Of course, in the end, both Feinstein and Collins voted for the $2 billion extension of that very windfall.
4 Comments
Pingback posted November 12, 2009 @ 10:19 am
[...] This post was mentioned on Twitter by mattdelong, Elana Schor and WashIndependent, TMC Member Feed. TMC Member Feed said: Wash. Independent: Yes, Taxpayers Paid to Trade Clunkers for Clunkers: In June, when the Cash.. http://bit.ly/1RuJP1 [...]
Trackback posted November 12, 2009 @ 10:54 am
Social comments and analytics for this post…

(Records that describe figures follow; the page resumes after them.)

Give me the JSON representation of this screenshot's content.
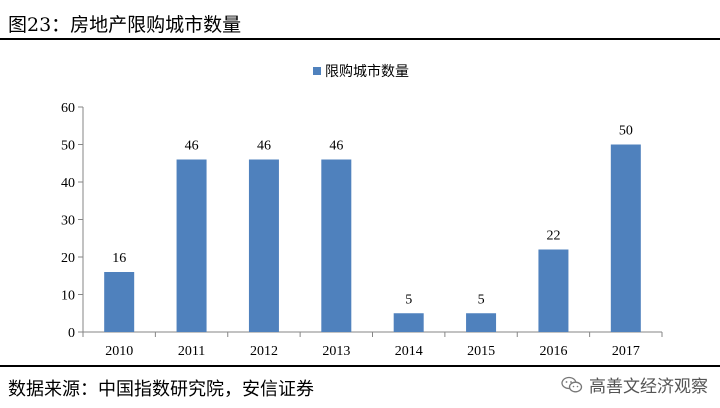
{
  "header": {
    "title": "图23：房地产限购城市数量"
  },
  "footer": {
    "source": "数据来源：中国指数研究院，安信证券"
  },
  "watermark": {
    "text": "高善文经济观察",
    "icon": "wechat-icon"
  },
  "colors": {
    "bar": "#4f81bd",
    "axis": "#868686"
  },
  "chart_data": {
    "type": "bar",
    "categories": [
      "2010",
      "2011",
      "2012",
      "2013",
      "2014",
      "2015",
      "2016",
      "2017"
    ],
    "series": [
      {
        "name": "限购城市数量",
        "values": [
          16,
          46,
          46,
          46,
          5,
          5,
          22,
          50
        ]
      }
    ],
    "yticks": [
      "0",
      "10",
      "20",
      "30",
      "40",
      "50",
      "60"
    ],
    "ylim": [
      0,
      60
    ],
    "grid": false,
    "legend": "top-center",
    "data_labels": true
  }
}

This post was mentioned on Twitter by TWI_news: Yes, Taxpayers Paid to Trade Clunkers for Clunkers http://bit.ly/1zPxfZ...
Comment posted November 12, 2009 @ 10:56 am
I've always had a problem with Cash4Clunkers. To me it seems to go against simple supply and demand economics. How can we push all of these new cars into a market already saturated with used and repossessed vehicles (see http://www.repofinder.com)? Now new cars are worth even less, we have more Amerians in debt, and eventually more repossessions.
Comment posted November 12, 2009 @ 3:56 pm
I've always had a problem with Cash4Clunkers. To me it seems to go against simple supply and demand economics. How can we push all of these new cars into a market already saturated with used and repossessed vehicles (see http://www.repofinder.com )? Now new cars are worth even less, we have more Amerians in debt, and eventually more repossessions.
RSS feed for comments on this post.
Sorry, the comment form is closed at this time.